Electric production in the US is already in short supply at certain times. Just ask anyone whose experienced a brownout, rolling blackout, or been told to turn off their air conditioner to save electricity. Are you also going to skip plugging in your electric vehicle then?

And what about electric rates? Right now they are what they are, but as more and more people start using electricity to power their vehicles, what is going to happen to the cost of electricity? Will supply and demand drive it up? Will it be manipulated the same way gasoline prices have been for profit? If that happens, we will all pay more, whether we use it to drive or to heat our home.

According to answers.com, “About 49% of electricity is generated from coal, 21% from natural gas, and 1% from petroleum. Adding those together, you get about 71%.”

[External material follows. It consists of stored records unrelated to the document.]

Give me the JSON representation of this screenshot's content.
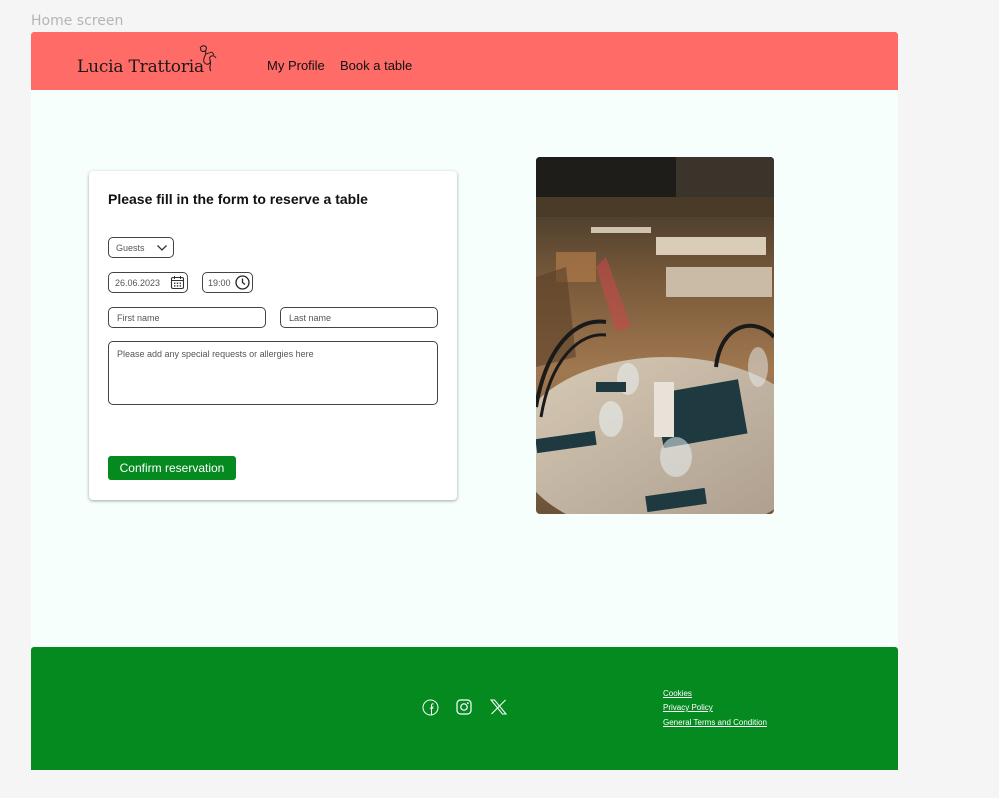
{
  "frame": {
    "label": "Home screen"
  },
  "header": {
    "logo_text": "Lucia Trattoria",
    "nav": [
      {
        "label": "My Profile"
      },
      {
        "label": "Book a table"
      }
    ]
  },
  "form": {
    "title": "Please fill in the form to reserve a table",
    "guests": {
      "value": "Guests",
      "icon": "chevron-down-icon"
    },
    "date": {
      "value": "26.06.2023",
      "icon": "calendar-icon"
    },
    "time": {
      "value": "19:00",
      "icon": "clock-icon"
    },
    "first_name": {
      "placeholder": "First name"
    },
    "last_name": {
      "placeholder": "Last name"
    },
    "notes": {
      "placeholder": "Please add any special requests or allergies here"
    },
    "confirm_label": "Confirm reservation"
  },
  "footer": {
    "social": [
      "facebook-icon",
      "instagram-icon",
      "x-icon"
    ],
    "links": [
      {
        "label": "Cookies"
      },
      {
        "label": "Privacy Policy"
      },
      {
        "label": "General Terms and Condition"
      }
    ]
  },
  "colors": {
    "header_bg": "#ff6b66",
    "page_bg": "#f6fffb",
    "accent_green": "#058a20"
  }
}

Even if electricity was in plentiful supply, look where it is coming from. That 1% from petroleum is deceptive too. Petroleum is the most expensive way to produce electricity and usually consists of fuel-oil – or diesel-fueled turbine – generators. They are used in peak periods when the grid is in danger of coming up short. Their expensive power is used as a last ditch effort to keep things running and are found mostly near power-hungry major metropolitan areas. They may account for only 1% of the supply, but they account for a much larger percentage of the cost of electricity. Not only are they expensive, they are the highest in pollutants.

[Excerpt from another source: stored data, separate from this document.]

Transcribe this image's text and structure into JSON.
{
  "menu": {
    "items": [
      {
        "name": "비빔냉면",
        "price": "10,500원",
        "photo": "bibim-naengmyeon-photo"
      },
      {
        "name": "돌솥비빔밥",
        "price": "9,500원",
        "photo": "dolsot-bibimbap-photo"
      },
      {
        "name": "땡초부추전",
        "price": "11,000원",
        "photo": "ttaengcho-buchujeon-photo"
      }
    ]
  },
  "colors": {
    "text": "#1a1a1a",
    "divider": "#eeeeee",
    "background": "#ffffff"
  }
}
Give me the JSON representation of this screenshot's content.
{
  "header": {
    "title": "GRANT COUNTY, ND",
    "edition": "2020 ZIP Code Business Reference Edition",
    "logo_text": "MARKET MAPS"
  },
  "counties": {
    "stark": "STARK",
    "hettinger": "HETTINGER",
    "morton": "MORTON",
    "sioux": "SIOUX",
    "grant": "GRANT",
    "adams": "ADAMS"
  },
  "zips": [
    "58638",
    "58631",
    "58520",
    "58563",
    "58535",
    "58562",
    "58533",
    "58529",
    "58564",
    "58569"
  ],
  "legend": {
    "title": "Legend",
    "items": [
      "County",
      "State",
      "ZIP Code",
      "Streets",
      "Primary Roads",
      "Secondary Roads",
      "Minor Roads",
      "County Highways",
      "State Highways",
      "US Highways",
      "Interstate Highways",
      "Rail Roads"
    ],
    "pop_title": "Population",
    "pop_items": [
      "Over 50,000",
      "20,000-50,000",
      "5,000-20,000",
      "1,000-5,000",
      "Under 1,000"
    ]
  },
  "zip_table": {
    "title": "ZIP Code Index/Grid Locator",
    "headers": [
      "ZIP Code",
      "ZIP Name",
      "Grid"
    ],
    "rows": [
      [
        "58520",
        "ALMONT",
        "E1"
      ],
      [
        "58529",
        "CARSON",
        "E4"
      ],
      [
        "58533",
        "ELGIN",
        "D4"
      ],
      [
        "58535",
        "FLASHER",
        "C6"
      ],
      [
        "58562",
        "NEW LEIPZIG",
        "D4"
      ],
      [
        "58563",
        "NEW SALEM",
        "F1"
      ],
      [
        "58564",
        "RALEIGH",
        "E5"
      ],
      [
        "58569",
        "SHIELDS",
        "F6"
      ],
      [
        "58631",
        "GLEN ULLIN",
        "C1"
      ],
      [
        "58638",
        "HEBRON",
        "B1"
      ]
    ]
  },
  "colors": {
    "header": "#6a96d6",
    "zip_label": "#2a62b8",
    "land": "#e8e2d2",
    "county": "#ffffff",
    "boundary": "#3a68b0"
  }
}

So adding electric car use to an already maxed-out grid will only increase the use of the diesel generators driving up the cost of electric production and using more petroleum.

The fact is, no matter whether you drive a gasoline powered car or an electric one, or a hybrid, at least 71% of your power is coming from fossil fuels. The losses in conversion and transmission of electricity, plus the losses in storage in a battery and it’s charging probably make that a wash too. Batteries aren’t lossless, either. The general rule of thumb is you need to put about 140% in during charging to get 100% capacity out. They might shave a few percentage points off that with new battery technology and fancy intelligent chargers, but you still loose a significant amount of energy through heat and chemical reactions just while charging.

Then there is the “clean” issue of electric cars. Even if they are lower in emissions, you are just shifting the combustion byproducts to another place, the generating plant. Plus there is the issue down the road of disposing of the used batteries. They are full of lead, lithium, cadmium and other exotic metals, depending on their composition. Are they going to be safely disposed of?

I love technology and welcome alternatives, but let’s take off the rose-colored glasses and see what the costs really are of them. We all want to believe in a magic bullet that will solve our dependance on foreign oil, but if it were so simple, we wouldn’t be in this mess in the first place. Just because some auto manufacturer makes a cute commercial doesn’t make it so. Don’t forget they are getting all kinds of pressure from the US Government to sell these alternative fuel cars and stand to profit by pushing them on the public, whether it makes sense, or not.

So, yeah, it makes sense to convert fossil fuels into electricity and power the electric grid, our microwaves, computers and hairdryers, but until a higher percentage of our electric production comes from solar, hydro, wind and nuclear sources, and capacity is built up to support significant vehicle consumption, electric/hybrid cars don’t really make sense.